Comments and Suggestions for Authors

From the emended article I see that the extraction procedures were repeated in triplicate. This gives more statistical value to the extraction procedures comparison. The article now stands on its own, even if, given the large amount of data on the extraction procedures on Curcuma longa, some perplexities on the novelty of the study still persist.

 

Author Response

After an extensive literature review, including more than 500 scientific original research manuscripts in Web of Sci, the authors concluded that the isolation of bioactive compounds from Curcuma longa is a topic of intense research.
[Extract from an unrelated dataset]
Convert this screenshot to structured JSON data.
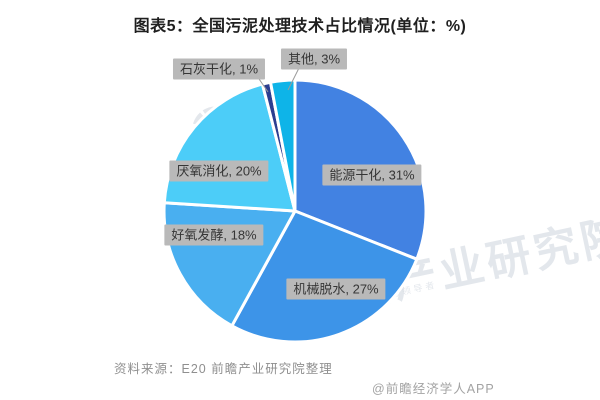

However, there is a lack of data on the comparison of different extraction techniques: in particular, most of the techniques used so far require the use of organic solvents. Supercritical extraction, which is described in some manuscripts, is also used, but there is virtually no data comparing the isolation of curcuminoids by different conventional organic solvent extraction methods. In addition, the analytical analysis of curcuminoids is a rather challenging task. Commonly used analytical technique is HIGH PERFORMANCE liquid chromatography combined with MS (9 results). However, this manuscript describes the use of high-performance liquid chromatography coupled to tandem mass spectrometry (HPLC-MS/MS). This method helps to separate the analyte(s) of interest from the components of the matrix, improves sensitivity and imprecision, and increases specificity by separating interferences. Only two results are available in the literature on this topic of curcuminoid analysis by HPLC-MS/MS. Finally, the authors state that there is no evidence of studies comparing different extraction techniques and the analytical performance of extracts by high-performance liquid chromatography coupled to tandem mass spectrometry (HPLC-MS/MS) in the literature. There is also no information on the evaluation of experimental extraction results by statistical analyses.

The following paragraph has been added to the introduction:
The aim of the manuscript is to compare different extraction techniques and the analytical performance of extracts by high-performance liquid chromatography coupled with tandem mass spectrometry (HPLC-MS/MS). In addition, the evaluation of experimental extraction results by statistical analyses were performed.